三田紀房の起業マンガ『マネーの拳』を題材に、ダイヤモンド・オンライン編集委員の岩本有平が起業や経営について解説する連載「マネーの拳で学ぶ起業経営リアル塾」。第2回は、ビジネスと「ウソ」の関係を考える。

商売人に必須の「ウソ」と「才能」

 元ボクシング世界王者で現在は起業家として苦戦の日々をおくる主人公・花岡拳は、テレビ番組で出会った実業家の塚原為ノ介から「もうかる商売の三原則」について教えを受ける。

 塚原は、花岡が手がける居酒屋の経営はおろか、飲食業から撤退するという条件を突きつけ、それをのめば「1億円の事業資金を提供する」と提案する。ここまでが前回のあらすじだ。

 資金を受け取るか否か――。ボクシングの1ラウンドと同じ3分の間に、結論を出すよう求める塚原。対して花岡は、あるウソをついて1億円を受け取ろうとする。

 塚原はそんな花岡のウソを見透かした上で、花岡に対して「君は商売人として持っていなくてはならない、第一の極意を才能として持っている」「それはまず…嘘つきである…ということだ」と投げかける。

ウソを「本物」に変えるには

漫画マネーの拳 1巻P42『マネーの拳』(c)三田紀房/コルク

 もちろん塚原が言う「ウソ」とは、詐欺やペテンのたぐいを指しているわけではない。「今の時点では実現していないことを実現する」という意味で、「(実現していない)ウソを(実現した)現実に変える」というものの例えだ。
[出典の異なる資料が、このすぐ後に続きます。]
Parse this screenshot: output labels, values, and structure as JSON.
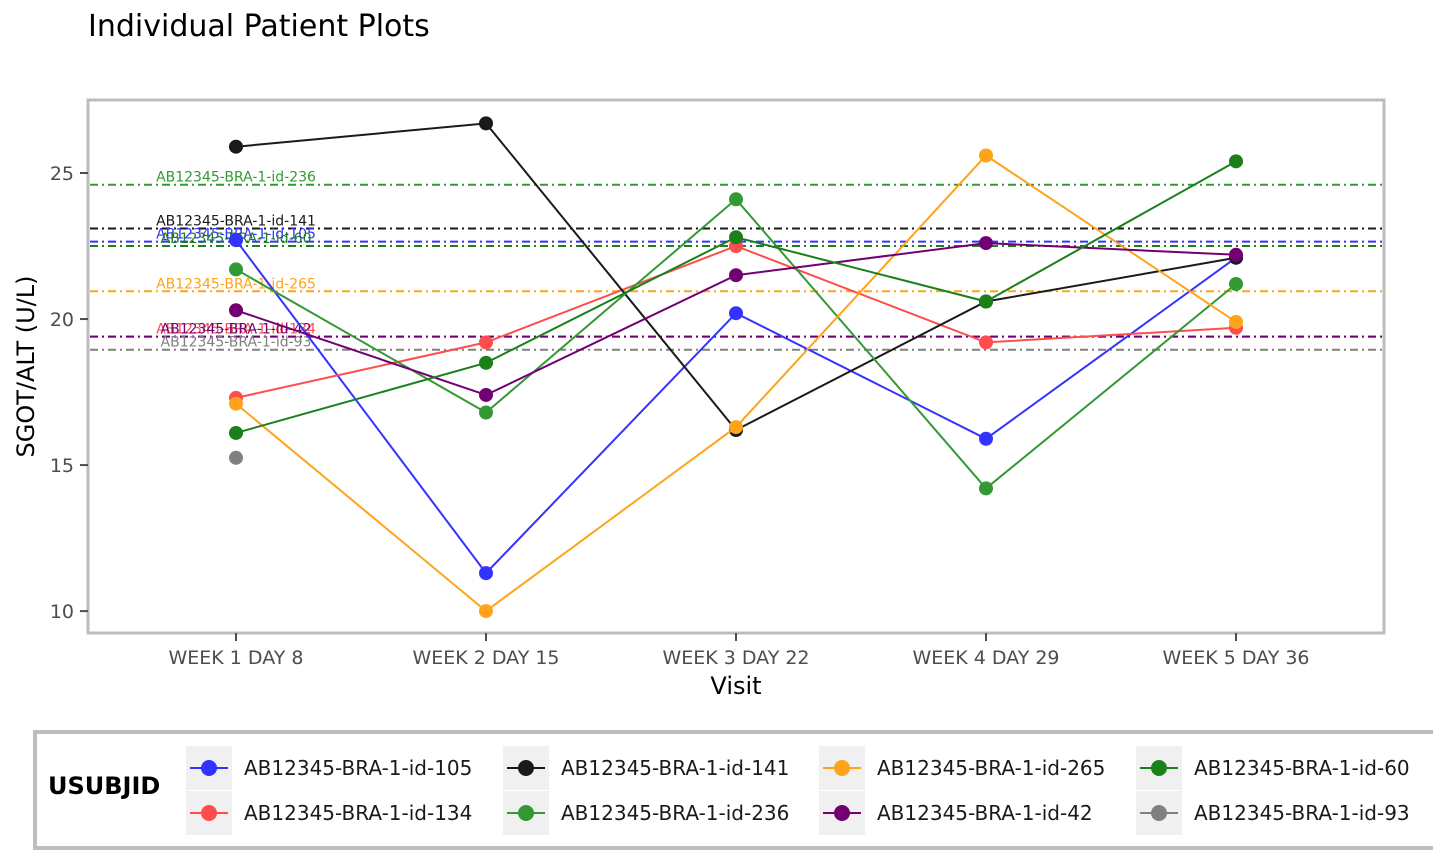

 これは、実際の起業の現場においては至極当たり前のことでしかない。

「タイムマシン経営」という言葉のとおり、海外で成功したビジネスを日本の商習慣のもとで再発明する。自分が働いている業界における長年の課題について、解決策を考えて事業化する。大学で研究している技術の種を転用し、新しいビジネスに仕上げる――。
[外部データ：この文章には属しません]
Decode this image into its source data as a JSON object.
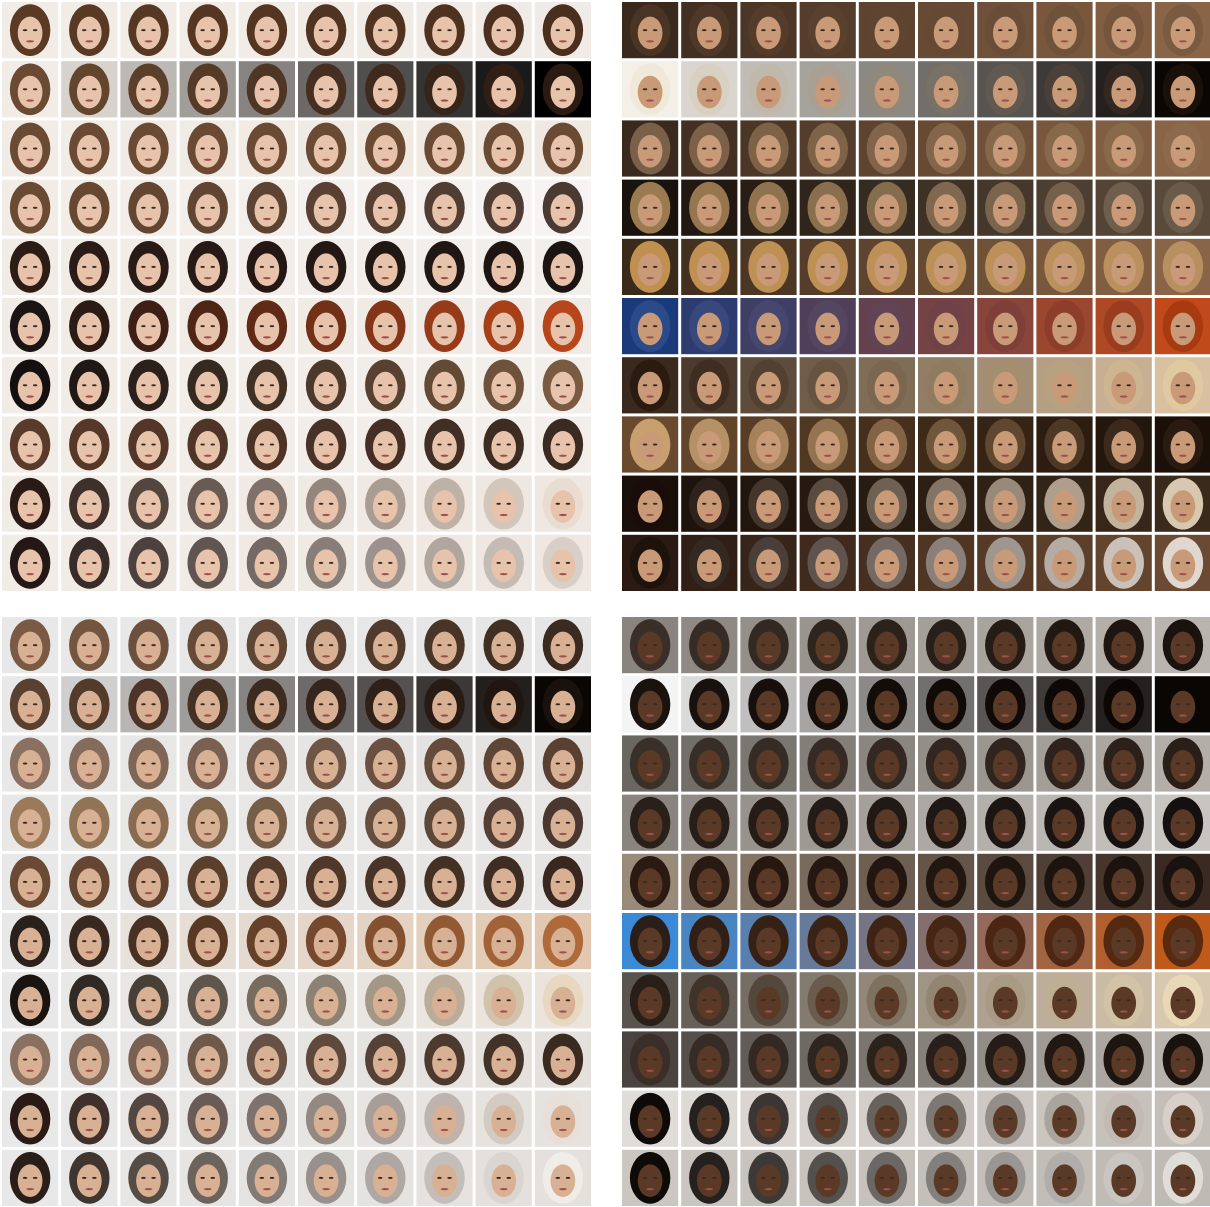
{
  "figure": {
    "panels": [
      {
        "id": "female-light",
        "rows": 10,
        "cols": 10,
        "skin": "#e6c3aa",
        "hair": "#5a3a24",
        "bg": "#f2ece6",
        "row_bg_end": [
          "#f0ebe6",
          "#000000",
          "#efe9e2",
          "#f6f3f2",
          "#f2eeea",
          "#f0ebe6",
          "#f2eeea",
          "#f2eeea",
          "#efe8e2",
          "#efe8e2"
        ],
        "row_hair_end": [
          "#4a2e1e",
          "#2a1a12",
          "#6a4a32",
          "#4a3a32",
          "#1c1412",
          "#b8461a",
          "#7a5a40",
          "#3a2a22",
          "#e8ddd0",
          "#d8cfc8"
        ],
        "row_hair_start": [
          "#5a3a24",
          "#6a4a32",
          "#6a4a32",
          "#6a4a32",
          "#2c1c16",
          "#1a1414",
          "#141010",
          "#5a3a2a",
          "#2a1a16",
          "#241816"
        ]
      },
      {
        "id": "female-dark-bg",
        "rows": 10,
        "cols": 10,
        "skin": "#c89a78",
        "hair": "#8a6a4a",
        "bg": "#6a4a32",
        "row_bg_end": [
          "#8a6446",
          "#0a0604",
          "#8a6446",
          "#5a4a3a",
          "#8a6446",
          "#c04a1a",
          "#d8c0a0",
          "#1a1008",
          "#3a2a1c",
          "#6a4a32"
        ],
        "row_hair_end": [
          "#7a5a40",
          "#1a100a",
          "#8a6a4a",
          "#6a5a4a",
          "#b89060",
          "#a83a10",
          "#e0c8a0",
          "#2a1a10",
          "#d8c8b0",
          "#e0d8d0"
        ],
        "row_hair_start": [
          "#4a3424",
          "#f0e8d8",
          "#7a6048",
          "#9a7a50",
          "#c09050",
          "#2a4a8a",
          "#2a1a10",
          "#c8a070",
          "#1a0c08",
          "#1e120c"
        ],
        "row_bg_start": [
          "#3a2a1e",
          "#f4f0e8",
          "#3a2a1e",
          "#1a120c",
          "#3a2a1a",
          "#1a3a7a",
          "#3a2a1e",
          "#6a4a2e",
          "#1a100a",
          "#2a1a12"
        ]
      },
      {
        "id": "male-light",
        "rows": 10,
        "cols": 10,
        "skin": "#d8b094",
        "hair": "#5a4030",
        "bg": "#e8e8e8",
        "row_bg_end": [
          "#e6e6e6",
          "#0a0604",
          "#e4e2e0",
          "#e8e6e4",
          "#e6e4e2",
          "#e2c8b0",
          "#eae4dc",
          "#e4e0dc",
          "#e6e2de",
          "#e4e0dc"
        ],
        "row_hair_end": [
          "#3a2a20",
          "#1a100c",
          "#5a4030",
          "#4a3830",
          "#3a2820",
          "#b06a3a",
          "#e8d8c0",
          "#3a2a20",
          "#e8e0d8",
          "#f0ece8"
        ],
        "row_hair_start": [
          "#7a5a44",
          "#5a4030",
          "#8a7060",
          "#9a7a5a",
          "#6a4a34",
          "#2a201c",
          "#1a1410",
          "#8a7060",
          "#2a1a16",
          "#2a1e18"
        ]
      },
      {
        "id": "male-dark",
        "rows": 10,
        "cols": 10,
        "skin": "#5a3a26",
        "hair": "#2a1e18",
        "bg": "#c8c2bc",
        "row_bg_end": [
          "#bab4ae",
          "#0a0604",
          "#b4aea8",
          "#c8c4c0",
          "#3a2a22",
          "#c05a1a",
          "#d8c8b0",
          "#b8b2ac",
          "#c4beb8",
          "#c0bab4"
        ],
        "row_hair_end": [
          "#1a120e",
          "#0a0604",
          "#2a1e18",
          "#141010",
          "#1a120e",
          "#5a2a10",
          "#e8d8b8",
          "#1a120e",
          "#d8d0c8",
          "#e0dcd8"
        ],
        "row_hair_start": [
          "#3a2e28",
          "#1a120e",
          "#3a302a",
          "#2a201a",
          "#2a1a12",
          "#2a1e18",
          "#2a1e18",
          "#3a2e28",
          "#0e0a08",
          "#0e0a08"
        ],
        "row_bg_start": [
          "#8a847e",
          "#f4f4f4",
          "#6a6660",
          "#8a847e",
          "#9a8a7a",
          "#3a8ad8",
          "#5a544e",
          "#4a4440",
          "#e0dcd8",
          "#ccc6c0"
        ]
      }
    ]
  }
}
 さまざまな道はあるが、いずれにしても起業家はそのビジネスを「ゼロ」から育てるわけだ。

 スタートアップの世界では、まずはゼロから最小限の機能を有する製品やサービスを作り、それが顧客や市場のニーズを満たすものなのかを測定して、事業が成功するかどうかを占うのが一般的だ。

 そんな最小限の事業のことを「MVP(Minimum Viable Product)」、市場のニーズにフィットすることを「PMF(Product Market Fit)」と呼ぶ。素早くMVPを作り、ときには改修したりピボット(事業転換)したのちにPMFすることで、初めてビジネスが「本物」になっていく。

 多くのスタートアップは、このPMFをもって、外部から大規模な資金調達を行い、自らのビジネスを加速させていくことになる。1億円の資金提供を狙う花岡は、これからどのようにしてウソを現実にしていくのだろうか。